Save Pose Estimation [Fine Matching] Data

- Function
If selected, fine matching data is saved
- Applicable scenario
Ordered loading and unloading of planar workpieces, random picking of planar workpieces, positioning/assembly of planar workpieces, and positioning/assembly of planar workpieces (matching only)
- Example
Fine matching data is saved in the Project save path \ProjectFolder\data\PickLight\HistoricalDataTimestamp\Builder\pose\output folder.

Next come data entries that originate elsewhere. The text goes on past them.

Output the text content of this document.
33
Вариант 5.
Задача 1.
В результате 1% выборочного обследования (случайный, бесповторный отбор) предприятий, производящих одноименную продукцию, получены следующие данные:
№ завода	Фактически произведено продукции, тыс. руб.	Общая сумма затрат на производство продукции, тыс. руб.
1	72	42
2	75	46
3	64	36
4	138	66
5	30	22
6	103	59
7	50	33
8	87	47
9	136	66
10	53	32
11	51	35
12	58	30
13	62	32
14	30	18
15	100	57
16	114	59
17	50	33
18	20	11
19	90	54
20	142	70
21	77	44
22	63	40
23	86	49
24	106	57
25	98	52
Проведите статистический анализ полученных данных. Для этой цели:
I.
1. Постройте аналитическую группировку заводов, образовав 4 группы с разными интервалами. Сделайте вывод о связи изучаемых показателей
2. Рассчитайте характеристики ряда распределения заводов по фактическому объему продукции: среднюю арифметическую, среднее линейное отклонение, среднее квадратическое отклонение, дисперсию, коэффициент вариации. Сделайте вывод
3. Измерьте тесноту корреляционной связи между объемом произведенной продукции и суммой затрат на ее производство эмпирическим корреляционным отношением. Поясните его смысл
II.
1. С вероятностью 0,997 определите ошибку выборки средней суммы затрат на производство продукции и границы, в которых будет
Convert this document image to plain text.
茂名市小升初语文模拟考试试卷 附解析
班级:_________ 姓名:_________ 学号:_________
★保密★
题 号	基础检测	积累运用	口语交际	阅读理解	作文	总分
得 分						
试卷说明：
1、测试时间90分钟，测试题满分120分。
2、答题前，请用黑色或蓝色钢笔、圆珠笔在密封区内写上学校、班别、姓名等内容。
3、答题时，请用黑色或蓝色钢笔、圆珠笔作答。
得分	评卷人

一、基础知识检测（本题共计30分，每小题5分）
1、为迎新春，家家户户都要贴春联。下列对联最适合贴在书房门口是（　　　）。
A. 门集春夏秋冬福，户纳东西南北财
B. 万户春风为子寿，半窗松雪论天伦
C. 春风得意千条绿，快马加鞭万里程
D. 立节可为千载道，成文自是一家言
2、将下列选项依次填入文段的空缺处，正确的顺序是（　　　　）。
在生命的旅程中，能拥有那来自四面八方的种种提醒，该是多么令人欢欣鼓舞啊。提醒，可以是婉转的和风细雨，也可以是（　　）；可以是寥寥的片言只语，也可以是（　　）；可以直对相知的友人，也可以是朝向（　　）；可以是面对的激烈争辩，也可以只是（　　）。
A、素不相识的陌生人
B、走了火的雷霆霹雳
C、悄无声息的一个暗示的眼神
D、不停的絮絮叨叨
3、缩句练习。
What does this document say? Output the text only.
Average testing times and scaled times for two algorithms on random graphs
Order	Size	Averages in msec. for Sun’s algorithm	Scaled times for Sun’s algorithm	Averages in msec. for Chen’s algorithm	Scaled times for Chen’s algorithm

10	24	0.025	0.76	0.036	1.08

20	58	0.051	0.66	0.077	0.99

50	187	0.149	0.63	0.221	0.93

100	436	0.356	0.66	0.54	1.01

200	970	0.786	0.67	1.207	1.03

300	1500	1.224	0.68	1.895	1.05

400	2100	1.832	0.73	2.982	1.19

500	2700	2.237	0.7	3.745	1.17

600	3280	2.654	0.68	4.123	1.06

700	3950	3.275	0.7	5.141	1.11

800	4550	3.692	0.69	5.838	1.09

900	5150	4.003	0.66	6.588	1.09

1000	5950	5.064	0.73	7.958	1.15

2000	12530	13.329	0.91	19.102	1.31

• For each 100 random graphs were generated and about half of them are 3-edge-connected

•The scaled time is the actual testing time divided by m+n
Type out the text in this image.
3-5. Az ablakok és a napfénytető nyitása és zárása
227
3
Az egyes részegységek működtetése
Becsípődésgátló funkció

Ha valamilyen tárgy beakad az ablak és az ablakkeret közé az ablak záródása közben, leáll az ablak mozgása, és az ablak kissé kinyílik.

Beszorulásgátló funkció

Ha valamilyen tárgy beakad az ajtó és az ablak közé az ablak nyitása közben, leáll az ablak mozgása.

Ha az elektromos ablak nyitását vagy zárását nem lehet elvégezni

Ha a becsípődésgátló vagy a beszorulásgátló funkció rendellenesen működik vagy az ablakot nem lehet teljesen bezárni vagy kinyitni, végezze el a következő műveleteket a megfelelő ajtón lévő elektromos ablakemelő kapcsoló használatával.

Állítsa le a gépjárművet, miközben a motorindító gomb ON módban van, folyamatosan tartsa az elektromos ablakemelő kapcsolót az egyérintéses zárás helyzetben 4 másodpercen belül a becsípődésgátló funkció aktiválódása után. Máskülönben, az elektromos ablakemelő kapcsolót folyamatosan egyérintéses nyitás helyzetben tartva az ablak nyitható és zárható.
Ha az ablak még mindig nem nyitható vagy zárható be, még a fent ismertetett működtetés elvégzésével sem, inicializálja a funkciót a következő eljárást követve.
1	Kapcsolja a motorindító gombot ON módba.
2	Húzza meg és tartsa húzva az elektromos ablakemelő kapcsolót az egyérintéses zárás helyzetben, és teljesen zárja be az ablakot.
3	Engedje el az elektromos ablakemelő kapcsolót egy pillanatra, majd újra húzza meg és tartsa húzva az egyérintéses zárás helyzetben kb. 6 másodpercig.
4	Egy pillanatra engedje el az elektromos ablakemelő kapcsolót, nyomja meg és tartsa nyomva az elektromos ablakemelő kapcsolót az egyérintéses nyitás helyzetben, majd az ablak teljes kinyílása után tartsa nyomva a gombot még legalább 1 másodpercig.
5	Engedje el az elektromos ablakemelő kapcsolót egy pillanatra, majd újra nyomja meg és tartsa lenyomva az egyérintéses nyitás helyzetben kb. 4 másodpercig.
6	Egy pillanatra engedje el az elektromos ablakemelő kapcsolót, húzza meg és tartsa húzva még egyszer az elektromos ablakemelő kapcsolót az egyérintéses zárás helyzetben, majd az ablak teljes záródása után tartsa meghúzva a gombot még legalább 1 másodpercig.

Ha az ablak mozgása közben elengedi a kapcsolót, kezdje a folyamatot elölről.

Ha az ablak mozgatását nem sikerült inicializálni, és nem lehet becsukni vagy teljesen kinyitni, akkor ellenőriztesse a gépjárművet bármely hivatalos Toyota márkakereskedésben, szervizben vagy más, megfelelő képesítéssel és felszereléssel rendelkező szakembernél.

2.3 Empty ROI Determination

- Function
Determines whether there are any workpieces (Point Cloud data) remaining in ROI 3D. If the number of 3D points in ROI 3D is smaller than this value, it indicates that no workpiece Point Cloud remains, and no Point Cloud is returned in this case
- Parameter description
Default Value: 1000
Range: [0, 100000]
- Usage process
Set the minimum Point Cloud count threshold for ROI 3D. If it is smaller than this threshold, the workpiece Point Cloud in ROI 3D is insufficient, and it is therefore determined that there is no workpiece in ROI 3D;
In the robot configuration, add a new vision status code to facilitate subsequent robot signal processing.